In my case, I sat on a committee that was taken over by entryists using the following process:

  1. Have a sympathetic head, and vaguely sympathetic or apolitical committee members. It’s hard to do entryism in an org that’s strongly opposed to you.
  2. Demand special representatives be added to the committee for minority groups. Specifically: female, gay, ethnic minority, disabled. The original committee was only about five people, so this gave them almost a majority by themselves and allowed them to reach quorum for minor decisions with just the representatives. Any suggestion that perhaps one representative might be enough was met with tears and fury.
  3. Manipulate procedure. Turns out that there was no actual definition of ‘minor decision’. It had originally been meant so that you didn’t need to convene the whole committee to buy more coffee, but it now meant making political statements on behalf of the organisation, renting busses for protests, and organising mandatory consent workshops.
  4. Bully and outlast the opposition. There’s a classic trick which is that you come up with a few really boring items and get them put on the agenda before the spicy stuff. Then you make sure to keep the discussions going until the meeting overruns. Sooner or later normie members, even if they don’t like your proposal much, give up and go home. This gives you the majority you need, but importantly it also lets you unload both barrels into the remaining opposition, who is now significantly outnumbered. The goal is to make the experience as unpleasant as possible for them so that they dread coming to meetings and start leaving with the normies.
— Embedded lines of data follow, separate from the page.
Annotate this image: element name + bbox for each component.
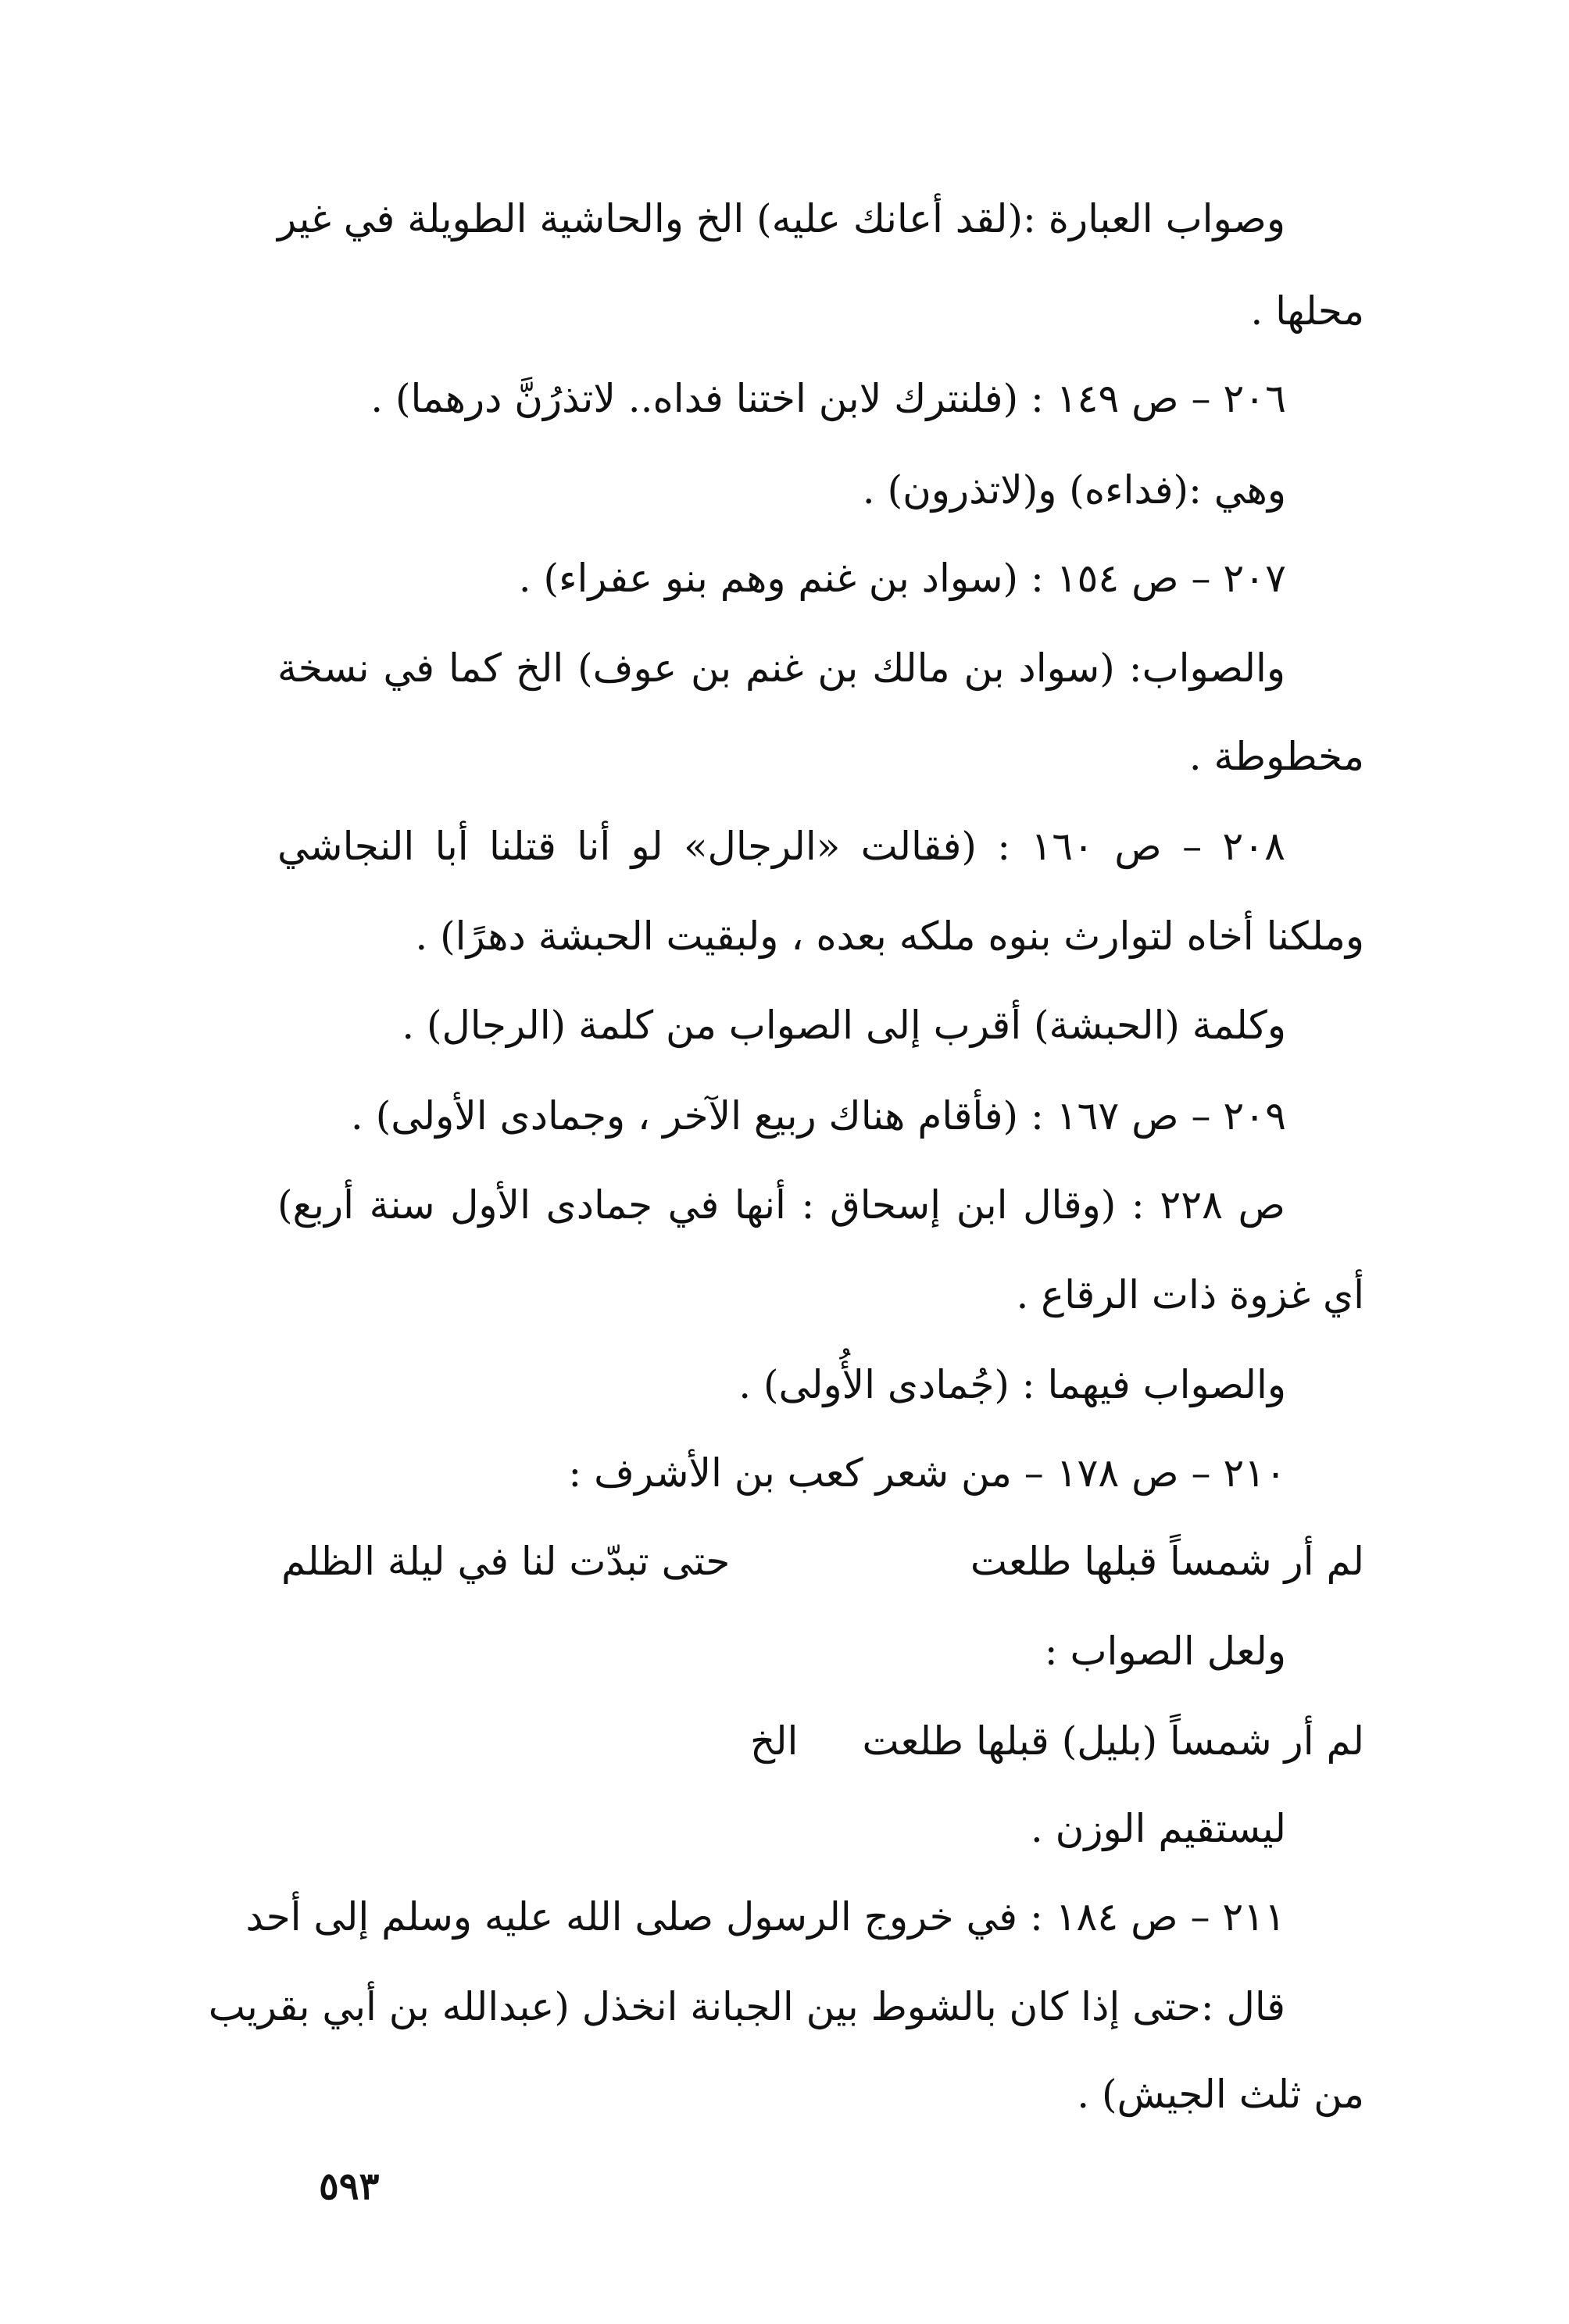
verse-1-second-hemistich: حتى تبدّت لنا في ليلة الظلم	[281, 1539, 731, 1584]
text-line-15: ٢١٠ – ص ١٧٨ – من شعر كعب بن الأشرف :	[568, 1450, 1286, 1496]
verse-2-second-hemistich: الخ	[750, 1718, 799, 1764]
text-line-6: والصواب: (سواد بن مالك بن غنم بن عوف) الخ كما في نسخة	[277, 645, 1285, 691]
verse-1-first-hemistich: لم أر شمساً قبلها طلعت	[970, 1539, 1364, 1584]
text-line-14: والصواب فيهما : (جُمادى الأُولى) .	[738, 1362, 1286, 1407]
text-line-13: أي غزوة ذات الرقاع .	[1016, 1272, 1364, 1318]
text-line-11: ٢٠٩ – ص ١٦٧ : (فأقام هناك ربيع الآخر ، وجمادى الأولى) .	[350, 1093, 1286, 1139]
text-line-17: ليستقيم الوزن .	[1030, 1806, 1286, 1851]
verse-2-first-hemistich: لم أر شمساً (بليل) قبلها طلعت	[862, 1718, 1364, 1764]
text-line-20: من ثلث الجيش) .	[1077, 2072, 1364, 2117]
text-line-2: محلها .	[1250, 288, 1364, 334]
text-line-7: مخطوطة .	[1188, 734, 1364, 779]
text-line-12: ص ٢٢٨ : (وقال ابن إسحاق : أنها في جمادى الأول سنة أربع)	[277, 1182, 1285, 1228]
text-line-18: ٢١١ – ص ١٨٤ : في خروج الرسول صلى الله عليه وسلم إلى أحد	[245, 1894, 1285, 1940]
text-line-4: وهي :(فداءه) و(لاتذرون) .	[862, 467, 1286, 513]
text-line-19: قال :حتى إذا كان بالشوط بين الجبانة انخذل (عبدالله بن أبي بقريب	[208, 1984, 1285, 2029]
text-line-5: ٢٠٧ – ص ١٥٤ : (سواد بن غنم وهم بنو عفراء) .	[518, 556, 1286, 601]
text-line-1: وصواب العبارة :(لقد أعانك عليه) الخ والحاشية الطويلة في غير	[277, 196, 1285, 241]
text-line-9: وملكنا أخاه لتوارث بنوه ملكه بعده ، ولبقيت الحبشة دهرًا) .	[415, 914, 1364, 959]
text-line-3: ٢٠٦ – ص ١٤٩ : (فلنترك لابن اختنا فداه.. لاتذرُنَّ درهما) .	[370, 376, 1286, 421]
text-line-10: وكلمة (الحبشة) أقرب إلى الصواب من كلمة (الرجال) .	[402, 1003, 1286, 1048]
text-line-16: ولعل الصواب :	[1044, 1629, 1286, 1674]
text-line-8: ٢٠٨ – ص ١٦٠ : (فقالت «الرجال» لو أنا قتلنا أبا النجاشي	[277, 824, 1285, 869]
page-number: ٥٩٣	[319, 2165, 380, 2208]
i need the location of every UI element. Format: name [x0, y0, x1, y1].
  5. Consolidate. By now the entryists basically have the committee to themselves, and can start using it in earnest. Things like giving the minority representatives the right to review and veto future events in the organisation, or funnelling money to pet projects owned and run by committee members. By this point quite a lot of people are feeling uneasy but learned helplessness is fully in play - it’s very difficult to convince people to join you in fights that they don’t believe you can win, and by now everyone is used to shrugging their shoulders and trying to get on with things. They also don’t apply for committee openings when they join up. The committee has become permanently hard-left.

What tactics have people seen used, and what counter-tactics?